Perform Disaster Recovery
To perform a recovery, some information is required:
- The Service Instance's Backup GUID
- The encryption password provided by the Backup Manager
The application developer is able to execute the proper disaster recovery as described in Disaster Recovery documentation.
However, it is possible that the owner of the instance does not have this information for any reason. In this case, the platform operator can retrieve this information from the a9s Backup Manager database as shown below.
Backup Manager Database
In case the Service Instance doesn't exist anymore or the encryption key is unknown it can be found in the Backup Manager database.
But to find the necessary information the Service Instance GUID
(e.g.: cf service <service-name> --guid
) or an old backup file name must be known.
Keep in mind that this only works if the Backup Manager is still available. In the case of a full disaster, this can't be done and the a9s Backup Manager must be restored first.
To get started you need to connect to the Backup Manager VM and start the Rails console as root user:
backup_manager_vm="backup-service" # If using PCF, this is called ancillary-services
bosh -d <deployment-name> ssh ${backup_manager_vm}/0
sudo su -
/var/vcap/jobs/anynines-backup-manager/bin/rails_c
The next steps depend on whether you know the Service Instance GUID or the backup file name.

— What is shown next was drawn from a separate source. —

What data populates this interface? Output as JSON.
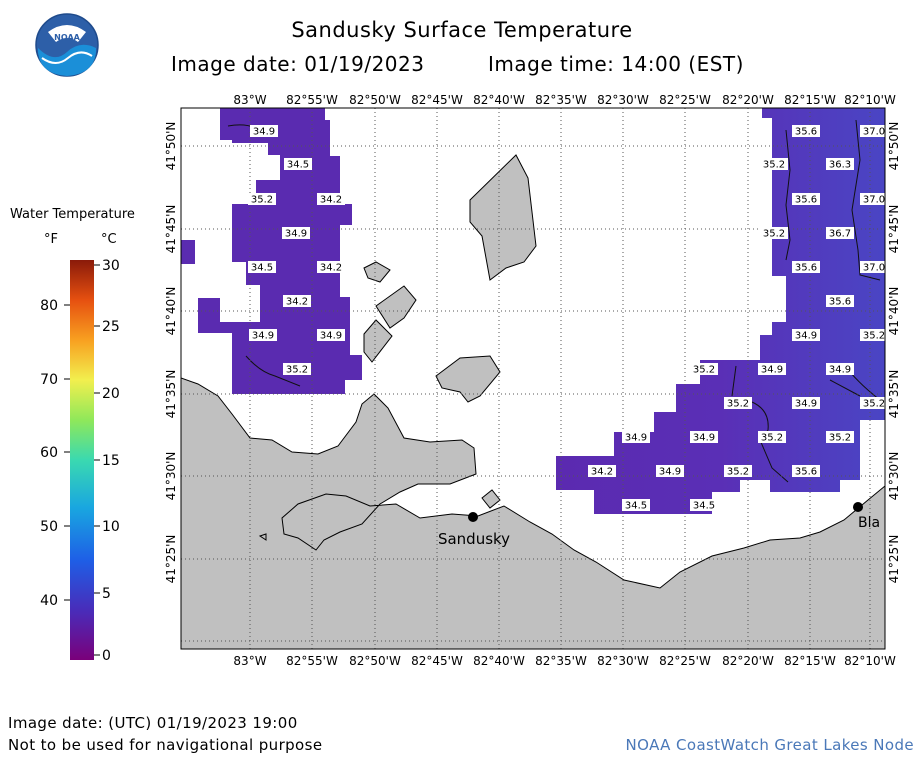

Service Instance GUID is Known
The following commands need to be performed inside the Rails console:
cf_instance_guid = 'de2fe9e4-6535-423d-8709-dca87df7985c' # cf service <service-name> --guid
instance = Instance.find_by(instance_id: cf_instance_guid)
backup_guid = instance.guid
encryption_key = instance.encryption_key
The backup_guid
and encryption_key
are the values you need to perform the
Disaster Recovery.
Backup File Name is Known
The following commands need to be performed inside the Rails console:
# Change the file name to your backup file name.
backup_file_name = '5c74ccd8-522e-4221-a303-ca561c7a2e75-1617818093610'
backup = Backup.find_by(backup_id: backup_file_name)
instance = backup.instance
backup_guid = instance.guid
encryption_key = instance.encryption_key
The backup_guid
and encryption_key
are the values you need to perform the disaster recovery.